Jeremy Roebuck, "Defendant with no language proves difficult to prosecute", Philadelphia Inquirer 1/11/2011:
As [Juan Jose Gonzalez Luna] has next to no language skills, his case has baffled Montgomery County courts since his arrest on drug trafficking charges late last year. While courts have come a long way in providing access to interpreters in a host of exotic languages, no one is sure how to translate for a man who knows no language at all. [...]
Accommodating those with limited access to language is a rare problem in U.S. courts, but one that judges have met with limited success.
Many have avoided the problem, declaring such defendants incompetent to stand trial. Others have relied on a complex and imperfect method of interpretation, one still viewed with skepticism by many in the legal profession.
And while most courts say they do their best, a good effort is not good enough, said Michele LaVigne, a lawyer and scholar at the University of Wisconsin Law School.
It is not, after all, that defendants like Gonzalez are incompetent to stand trial, but that the U.S. court system largely remains ill-suited for trying them.
"The law is a language-based system," she said. "Drop someone in who can't access that immediately, and we still don't know what to do with them."
The background in this particular case seems to be that Mr. Gonzalez became deaf due to an early-childhood infection, and because he grew up in rural Michoacan, had no opportunity to learn a full sign language, but instead was limited to communication by pantomine and "home sign".
With no formal education and little exposure to other deaf people, Gonzalez grew up virtually without language. He has picked up a few signs over the years.
But this inability to communicate is exactly what made him a valued member of a King of Prussia-based drug trafficking ring, prosecutors say.

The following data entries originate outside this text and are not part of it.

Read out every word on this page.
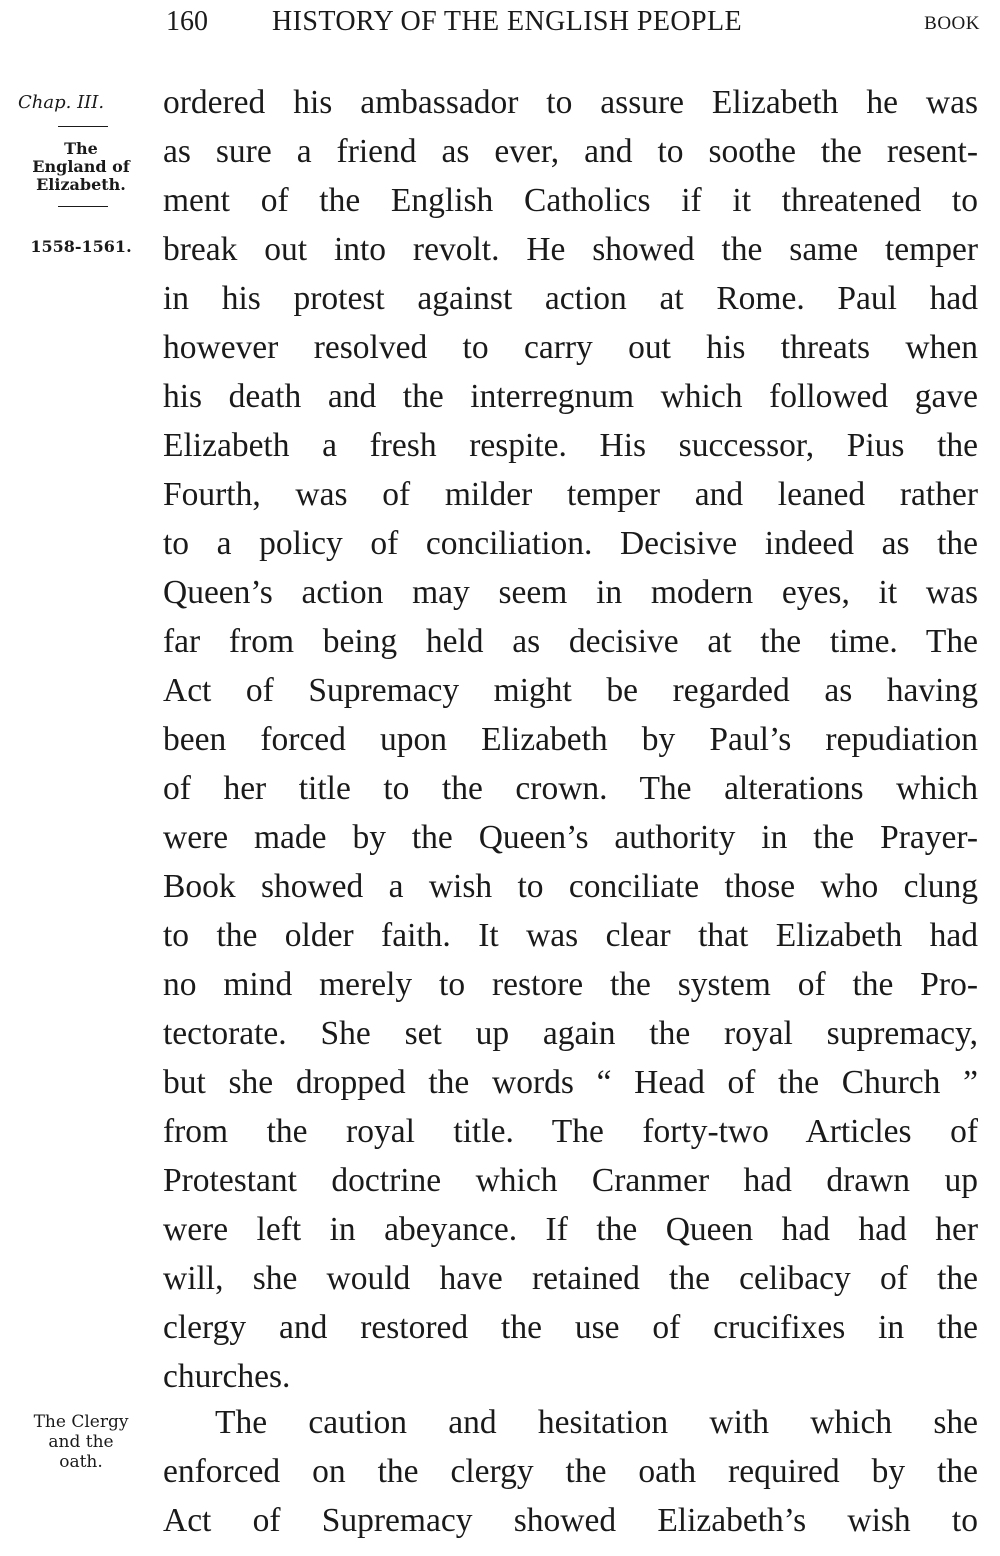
160 HISTORY OF THE ENGLISH PEOPLE	BOOK
Chap. III.
The
England of
Elizabeth.
1558-1561.
The Clergy
and the
oath.
ordered his ambassador to assure Elizabeth he was
as sure a friend as ever, and to soothe the resent-
ment of the English Catholics if it threatened to
break out into revolt. He showed the same temper
in his protest against action at Rome. Paul had
however resolved to carry out his threats when
his death and the interregnum which followed gave
Elizabeth a fresh respite. His successor, Pius the
Fourth, was of milder temper and leaned rather
to a policy of conciliation. Decisive indeed as the
Queen’s action may seem in modern eyes, it was
far from being held as decisive at the time. The
Act of Supremacy might be regarded as having
been forced upon Elizabeth by Paul’s repudiation
of her title to the crown. The alterations which
were made by the Queen’s authority in the Prayer-
Book showed a wish to conciliate those who clung
to the older faith. It was clear that Elizabeth had
no mind merely to restore the system of the Pro-
tectorate. She set up again the royal supremacy,
but she dropped the words “ Head of the Church ”
from the royal title. The forty-two Articles of
Protestant doctrine which Cranmer had drawn up
were left in abeyance. If the Queen had had her
will, she would have retained the celibacy of the
clergy and restored the use of crucifixes in the
churches.
The caution and hesitation with which she
enforced on the clergy the oath required by the
Act of Supremacy showed Elizabeth’s wish to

Detectives arrested Gonzalez Oct. 8 after a purported cross-country smuggling drive, from Las Vegas to the Philadelphia suburbs, and seized more than two pounds of cocaine from his car.
"He makes the perfect drug mule," First Assistant District Attorney Kevin Steele said. "He can't consent to a search. He can't answer any questions about the operation."
Of course, in this situation, he has an interest in minimizing the extent to which he might have learned either Mexican Sign Language or American Sign Language. However, it's certainly well documented that deaf people without access to a community of signers often grow up with very limited language abilities.
Some interesting discussion of how courts have struggled to deal with defendants who have "minimal language skills" ("MLS defendants") can be found in Brandon Tuck, "Preserving Facts, Form, and Function when a Deaf Witness with Minimal Language Skills Testifies in Court", University of Pennsylvania Law Review, 158:905 2010.
The case of Donald Lang, a deaf man accused of two murders in Chicago, is a well-publicized example of courts wrestling with this issue. Lang came from a poor black neighborhood in Chicago, never attended school, and never learned even a first language. Despite having what could have been the best attorney-defendant fit in lawyer Lowell Myers, who was himself deaf, Lang’s situation confounded the Illinois system. In no fewer than nine reported decisions, the courts wrestled with how to accommodate Lang. The crux of the issue was whether Lang was unfit to stand trial because he was linguistically incompetent and therefore unable to assist in his own defense. As a result, Lang fought for years against indefinite confinement in a mental institution despite his lack of any mental illness. In a similar case, the Louisiana Supreme Court approved of the involuntary commitment of James Williams, also deaf and nonlingual, without a trial because he lacked the ability to effectively communicate. These are not merely the results of yesteryear’s application of justice; courts continue to wrestle with deaf semilingual or nonlingual adults’ linguistic incompetency today.